Restaurant Brands International ha riportato guadagni del secondo trimestre superiori alle aspettative degli analisti, con un utile per azione rettificato di $1.07 rispetto ai $1.03 previsti. L'azienda ha registrato un reddito netto di $507 milioni, ovvero $1.45 per azione, un aumento sostanziale rispetto ai $189 milioni, ovvero 57 centesimi per azione, dell'anno precedente.
I ricavi sono rimasti stabili a $2.52 miliardi, in linea con le previsioni. Un fattore chiave di questa performance è stata la notevole crescita delle vendite comparabili di Burger King negli Stati Uniti, pari all'8.5%, attribuita a un marketing efficace, ristrutturazioni dei ristoranti e un focus su elementi chiave del menu come il Whopper.
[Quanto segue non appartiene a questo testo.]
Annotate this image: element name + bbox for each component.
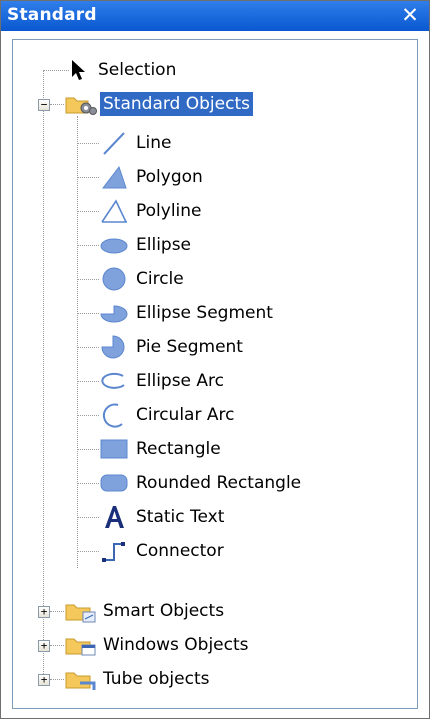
tree-group-tube-objects[interactable]: Tube objects <box>64 662 212 696</box>
polygon-icon <box>101 165 127 189</box>
collapse-button-standard-objects[interactable]: − <box>38 99 50 111</box>
tree-item-label: Rectangle <box>136 439 221 459</box>
tree-connector <box>77 313 99 314</box>
tree-connector <box>50 679 64 680</box>
polyline-icon <box>101 199 127 223</box>
object-tree: Selection − Standard Objects Line Polygo… <box>12 39 418 709</box>
tree-item-label: Line <box>136 133 172 153</box>
tree-item-label: Circle <box>136 269 184 289</box>
folder-windows-icon <box>65 638 96 656</box>
close-icon[interactable]: ✕ <box>399 3 421 27</box>
tree-group-label: Smart Objects <box>103 601 225 621</box>
circle-icon <box>102 267 126 291</box>
ellipse-arc-icon <box>101 372 125 389</box>
tree-item-connector[interactable]: Connector <box>99 534 227 568</box>
tree-item-line[interactable]: Line <box>99 126 174 160</box>
tree-item-polygon[interactable]: Polygon <box>99 160 206 194</box>
rectangle-icon <box>100 439 128 459</box>
tree-item-polyline[interactable]: Polyline <box>99 194 205 228</box>
rounded-rectangle-icon <box>100 474 128 492</box>
tree-connector <box>50 645 64 646</box>
ellipse-icon <box>100 238 128 254</box>
tree-item-pie-segment[interactable]: Pie Segment <box>99 330 246 364</box>
tree-item-circle[interactable]: Circle <box>99 262 187 296</box>
tree-item-label: Pie Segment <box>136 337 243 357</box>
tree-item-label: Ellipse Arc <box>136 371 225 391</box>
tree-item-label: Polyline <box>136 201 202 221</box>
folder-smart-icon <box>65 604 96 623</box>
tree-connector <box>77 381 99 382</box>
tree-item-rounded-rectangle[interactable]: Rounded Rectangle <box>99 466 304 500</box>
circular-arc-icon <box>102 403 123 428</box>
tree-group-label: Standard Objects <box>100 92 253 116</box>
folder-tube-icon <box>65 672 96 690</box>
tree-connector <box>50 104 64 105</box>
tree-connector <box>77 279 99 280</box>
tree-connector <box>50 611 64 612</box>
tree-item-rectangle[interactable]: Rectangle <box>99 432 224 466</box>
ellipse-segment-icon <box>100 305 128 323</box>
static-text-icon <box>105 506 124 528</box>
tree-guide-line <box>77 116 78 568</box>
tree-group-windows-objects[interactable]: Windows Objects <box>64 628 252 662</box>
tree-item-selection[interactable]: Selection <box>69 53 179 87</box>
tree-item-label: Selection <box>98 60 177 80</box>
tree-connector <box>77 415 99 416</box>
folder-gears-icon <box>65 97 97 115</box>
tree-guide-line <box>43 70 44 682</box>
tree-connector <box>77 347 99 348</box>
expand-button-smart-objects[interactable]: + <box>38 606 50 618</box>
tree-item-label: Rounded Rectangle <box>136 473 302 493</box>
tree-group-label: Windows Objects <box>103 635 249 655</box>
tree-connector <box>77 483 99 484</box>
tree-connector <box>77 211 99 212</box>
tree-item-label: Ellipse Segment <box>136 303 273 323</box>
tree-connector <box>43 70 69 71</box>
window-title: Standard <box>7 5 97 25</box>
line-icon <box>103 132 125 155</box>
tree-connector <box>77 177 99 178</box>
expand-button-windows-objects[interactable]: + <box>38 640 50 652</box>
tree-item-label: Circular Arc <box>136 405 235 425</box>
tree-group-standard-objects[interactable]: Standard Objects <box>64 87 253 121</box>
tree-connector <box>77 143 99 144</box>
pie-segment-icon <box>101 335 125 359</box>
tree-item-label: Connector <box>136 541 224 561</box>
arrow-cursor-icon <box>72 60 85 80</box>
tree-item-ellipse[interactable]: Ellipse <box>99 228 194 262</box>
tree-item-static-text[interactable]: Static Text <box>99 500 227 534</box>
expand-button-tube-objects[interactable]: + <box>38 674 50 686</box>
tree-item-label: Static Text <box>136 507 225 527</box>
tree-connector <box>77 449 99 450</box>
tree-item-label: Polygon <box>136 167 203 187</box>
tree-item-circular-arc[interactable]: Circular Arc <box>99 398 237 432</box>
tree-connector <box>77 245 99 246</box>
tree-item-ellipse-arc[interactable]: Ellipse Arc <box>99 364 227 398</box>
standard-toolbox-window: Standard ✕ Selection − Standard Objects <box>0 0 430 719</box>
tree-item-label: Ellipse <box>136 235 192 255</box>
connector-icon <box>102 542 125 562</box>
tree-group-label: Tube objects <box>103 669 210 689</box>
title-bar[interactable]: Standard ✕ <box>1 1 429 31</box>
tree-item-ellipse-segment[interactable]: Ellipse Segment <box>99 296 276 330</box>
tree-connector <box>77 517 99 518</box>
tree-group-smart-objects[interactable]: Smart Objects <box>64 594 227 628</box>
tree-connector <box>77 551 99 552</box>
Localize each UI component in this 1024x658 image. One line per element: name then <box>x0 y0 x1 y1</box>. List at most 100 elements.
Questo contrasta nettamente con McDonald's, che ha riportato solo una crescita dello 0.8% nello stesso indicatore, spingendoli a nominare un nuovo presidente per gli Stati Uniti per aumentare le vendite. A livello internazionale, anche Burger King ha ottenuto buoni risultati, con una crescita delle vendite comparabili del 5.4%.
Tuttavia, non tutti i marchi sotto Restaurant Brands hanno avuto la stessa sorte; le vendite di Tim Hortons sono rimaste stabili, e Popeyes ha registrato un calo del 5.2% nelle vendite comparabili negli Stati Uniti, riflettendo una crescente concorrenza e cambiamenti nelle preferenze dei consumatori.
In generale, i risultati sottolineano il potenziale per una continua crescita di Burger King, evidenziando al contempo le sfide affrontate da altri marchi all'interno del portafoglio.